猫のような男たち①ペロ、と、肩の後ろ側を舐められて目が醒めた。
柔らかな唇が、優しく肉を食む。唇でやわやわとはさまれて、ちゅ、ちゅ、と、吸い付かれる。時々軽く歯を立てて、滑らせるように甘噛される。
ごつごつとした大きな手は、俺の腹の傷のところを撫ぜている。べつに、労っているわけではないように思う。ただそこに皮膚の他の部分とは違う凸凹があるから、その皮膚と別の平らな部分の感触の違いを楽しんでいるのだ。やらしい触り方ではない。探究心旺盛な子供が、飽きるまで同じことを繰り返しているような。
まるで、母猫の乳を吸いたがる子猫のようだな、と思う。子猫はとても執念深い。自分の食欲が満たされるまで、執拗に母猫の乳をまさぐり吸いつづける。俺はそんな母猫の苦労を思いながら、己を後ろから抱き込むようにして褥に横たわっている。ただ、相手のするがままに、その行動に身を任せている。

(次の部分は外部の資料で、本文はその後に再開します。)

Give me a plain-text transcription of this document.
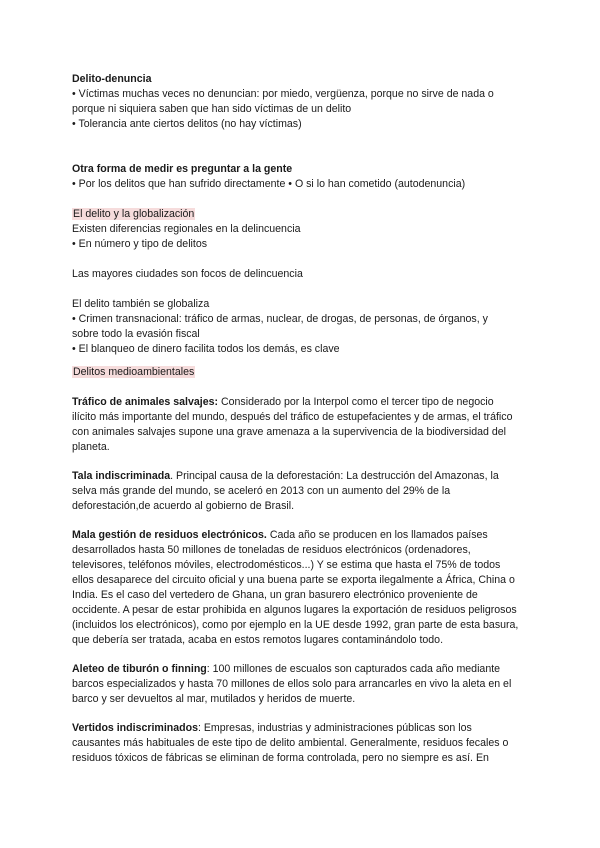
Delito-denuncia
• Víctimas muchas veces no denuncian: por miedo, vergüenza, porque no sirve de nada o
porque ni siquiera saben que han sido víctimas de un delito
• Tolerancia ante ciertos delitos (no hay víctimas)
Otra forma de medir es preguntar a la gente
• Por los delitos que han sufrido directamente • O si lo han cometido (autodenuncia)
El delito y la globalización
Existen diferencias regionales en la delincuencia
• En número y tipo de delitos
Las mayores ciudades son focos de delincuencia
El delito también se globaliza
• Crimen transnacional: tráfico de armas, nuclear, de drogas, de personas, de órganos, y
sobre todo la evasión fiscal
• El blanqueo de dinero facilita todos los demás, es clave
Delitos medioambientales

Tráfico de animales salvajes: Considerado por la Interpol como el tercer tipo de negocio ilícito más importante del mundo, después del tráfico de estupefacientes y de armas, el tráfico con animales salvajes supone una grave amenaza a la supervivencia de la biodiversidad del planeta.

Tala indiscriminada. Principal causa de la deforestación: La destrucción del Amazonas, la selva más grande del mundo, se aceleró en 2013 con un aumento del 29% de la deforestación,de acuerdo al gobierno de Brasil.

Mala gestión de residuos electrónicos. Cada año se producen en los llamados países desarrollados hasta 50 millones de toneladas de residuos electrónicos (ordenadores, televisores, teléfonos móviles, electrodomésticos...) Y se estima que hasta el 75% de todos ellos desaparece del circuito oficial y una buena parte se exporta ilegalmente a África, China o India. Es el caso del vertedero de Ghana, un gran basurero electrónico proveniente de occidente. A pesar de estar prohibida en algunos lugares la exportación de residuos peligrosos (incluidos los electrónicos), como por ejemplo en la UE desde 1992, gran parte de esta basura, que debería ser tratada, acaba en estos remotos lugares contaminándolo todo.

Aleteo de tiburón o finning: 100 millones de escualos son capturados cada año mediante barcos especializados y hasta 70 millones de ellos solo para arrancarles en vivo la aleta en el barco y ser devueltos al mar, mutilados y heridos de muerte.

Vertidos indiscriminados: Empresas, industrias y administraciones públicas son los causantes más habituales de este tipo de delito ambiental. Generalmente, residuos fecales o residuos tóxicos de fábricas se eliminan de forma controlada, pero no siempre es así. En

相手は相変わらず、俺の肩の後ろに唇を押し付けている。カリカリと軽く歯を立てると、今度はその鼻先を俺の首筋にグリグリと押し付けるようにする。それも猫の甘える行為に似てるな、と思った。または、己の匂いを相手の体に擦付けるマーキング行為だ。
と、いきなり歯を立ててがぶりとやられて、思わず「痛ッ…!」と、悲鳴をあげる。
「ゆきさださん、いたいです……」
慌てて振り向いて抗議の声をあげる。と、
「だってカブトが、そっぽ向いてばっかで、ちっとも構ってくんねーから」
クスクス笑いながら、ギュ、と腕の中に深く抱き込まれた。今度は俺の後頭部に顔を突っ込んで、すぅ、とその匂いを吸い込んでいる。
「……汗の匂いがすんなぁ」
お前の匂いだ。耳の近くでそう囁かれて、ぞわ、と肌が泡立った。自分の体が中心からドロドロと溶けてしまうような錯覚を覚える。脱力する快感にふるり、と体を震わせると、俺は思わず、両足の腿と腿とを擦り合わせる。

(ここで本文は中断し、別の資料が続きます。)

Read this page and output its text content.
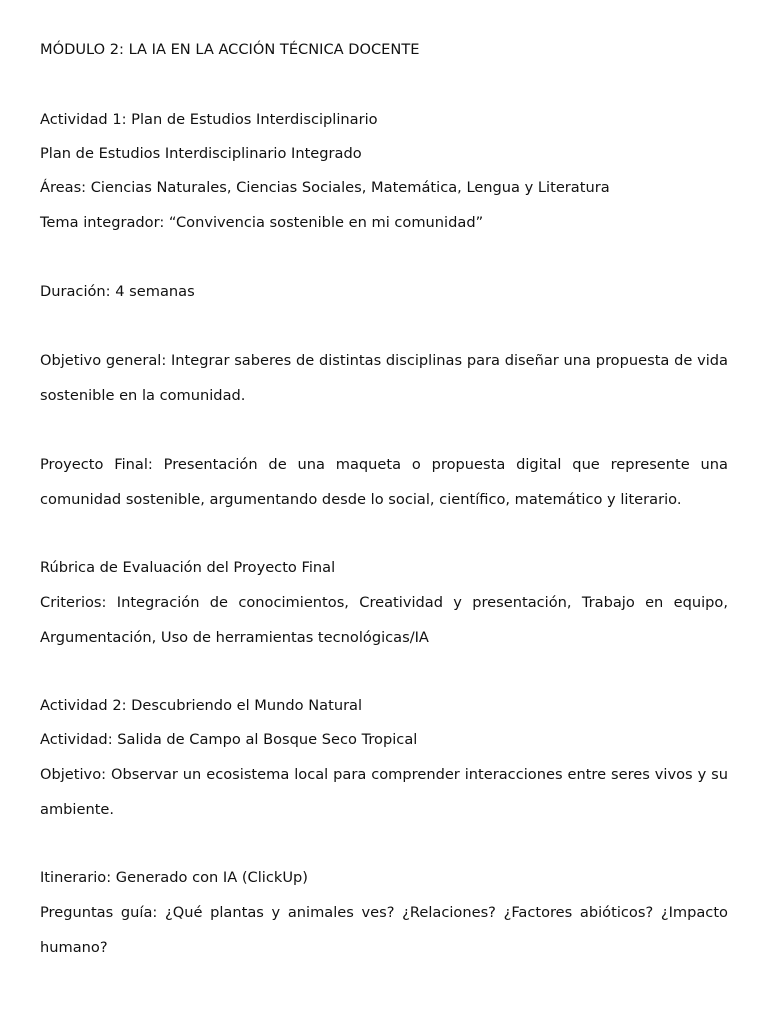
MÓDULO 2: LA IA EN LA ACCIÓN TÉCNICA DOCENTE
Actividad 1: Plan de Estudios Interdisciplinario
Plan de Estudios Interdisciplinario Integrado
Áreas: Ciencias Naturales, Ciencias Sociales, Matemática, Lengua y Literatura
Tema integrador: “Convivencia sostenible en mi comunidad”
Duración: 4 semanas
Objetivo general: Integrar saberes de distintas disciplinas para diseñar una propuesta de vida sostenible en la comunidad.
Proyecto Final: Presentación de una maqueta o propuesta digital que represente una comunidad sostenible, argumentando desde lo social, científico, matemático y literario.
Rúbrica de Evaluación del Proyecto Final
Criterios: Integración de conocimientos, Creatividad y presentación, Trabajo en equipo, Argumentación, Uso de herramientas tecnológicas/IA
Actividad 2: Descubriendo el Mundo Natural
Actividad: Salida de Campo al Bosque Seco Tropical
Objetivo: Observar un ecosistema local para comprender interacciones entre seres vivos y su ambiente.
Itinerario: Generado con IA (ClickUp)
Preguntas guía: ¿Qué plantas y animales ves? ¿Relaciones? ¿Factores abióticos? ¿Impacto humano?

が、それ以上は待てど暮らせど、相手から何もされることはなかった。それに気づいて、軽く絶望を覚える。ああ、まただ、また生殺しだ! 恐ろしいことにこの人は、寝ぼけているのかなんなのか、大体において早朝の戯れをこのへんでやめてしまう。さんざこちらを煽っておいて、そのまま放置するのだ。それでいてギュッと抱き込んで二度寝するから、その場を離れてトイレで処理することもできない。それに、何度泣かされたことか。

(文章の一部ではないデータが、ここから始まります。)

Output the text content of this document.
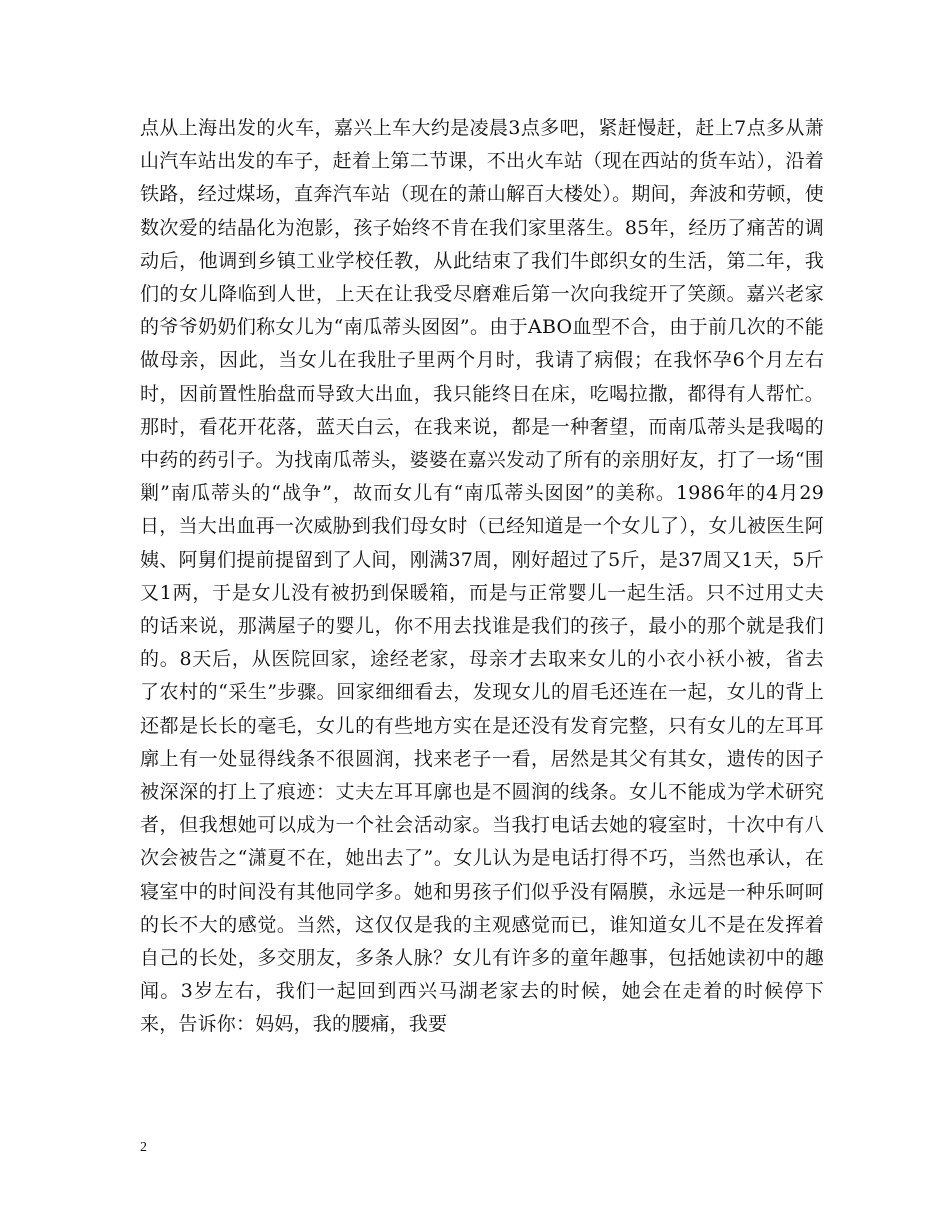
点从上海出发的火车，嘉兴上车大约是凌晨3点多吧，紧赶慢赶，赶上7点多从萧山汽车站出发的车子，赶着上第二节课，不出火车站（现在西站的货车站），沿着铁路，经过煤场，直奔汽车站（现在的萧山解百大楼处）。期间，奔波和劳顿，使数次爱的结晶化为泡影，孩子始终不肯在我们家里落生。85年，经历了痛苦的调动后，他调到乡镇工业学校任教，从此结束了我们牛郎织女的生活，第二年，我们的女儿降临到人世，上天在让我受尽磨难后第一次向我绽开了笑颜。嘉兴老家的爷爷奶奶们称女儿为“南瓜蒂头囡囡”。由于ABO血型不合，由于前几次的不能做母亲，因此，当女儿在我肚子里两个月时，我请了病假；在我怀孕6个月左右时，因前置性胎盘而导致大出血，我只能终日在床，吃喝拉撒，都得有人帮忙。那时，看花开花落，蓝天白云，在我来说，都是一种奢望，而南瓜蒂头是我喝的中药的药引子。为找南瓜蒂头，婆婆在嘉兴发动了所有的亲朋好友，打了一场“围剿”南瓜蒂头的“战争”，故而女儿有“南瓜蒂头囡囡”的美称。1986年的4月29日，当大出血再一次威胁到我们母女时（已经知道是一个女儿了），女儿被医生阿姨、阿舅们提前提留到了人间，刚满37周，刚好超过了5斤，是37周又1天，5斤又1两，于是女儿没有被扔到保暖箱，而是与正常婴儿一起生活。只不过用丈夫的话来说，那满屋子的婴儿，你不用去找谁是我们的孩子，最小的那个就是我们的。8天后，从医院回家，途经老家，母亲才去取来女儿的小衣小袄小被，省去了农村的“采生”步骤。回家细细看去，发现女儿的眉毛还连在一起，女儿的背上还都是长长的毫毛，女儿的有些地方实在是还没有发育完整，只有女儿的左耳耳廓上有一处显得线条不很圆润，找来老子一看，居然是其父有其女，遗传的因子被深深的打上了痕迹：丈夫左耳耳廓也是不圆润的线条。女儿不能成为学术研究者，但我想她可以成为一个社会活动家。当我打电话去她的寝室时，十次中有八次会被告之“潇夏不在，她出去了”。女儿认为是电话打得不巧，当然也承认，在寝室中的时间没有其他同学多。她和男孩子们似乎没有隔膜，永远是一种乐呵呵的长不大的感觉。当然，这仅仅是我的主观感觉而已，谁知道女儿不是在发挥着自己的长处，多交朋友，多条人脉？女儿有许多的童年趣事，包括她读初中的趣闻。3岁左右，我们一起回到西兴马湖老家去的时候，她会在走着的时候停下来，告诉你：妈妈，我的腰痛，我要

2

甘やかな疼きに身を焦がしながら、俺はただ、相手がもう一度目を覚ますのを待つしかなかった。腹の奥の所が、じくじくと甘くうずいている。そして心に決める、起きたら絶対に、上から覆いかぶさって、またがって、差し込んで、しゃぶりつくして、思う存分あの硬くて柔らかい巨大な杭のようなモノを味わい尽くしてやる!!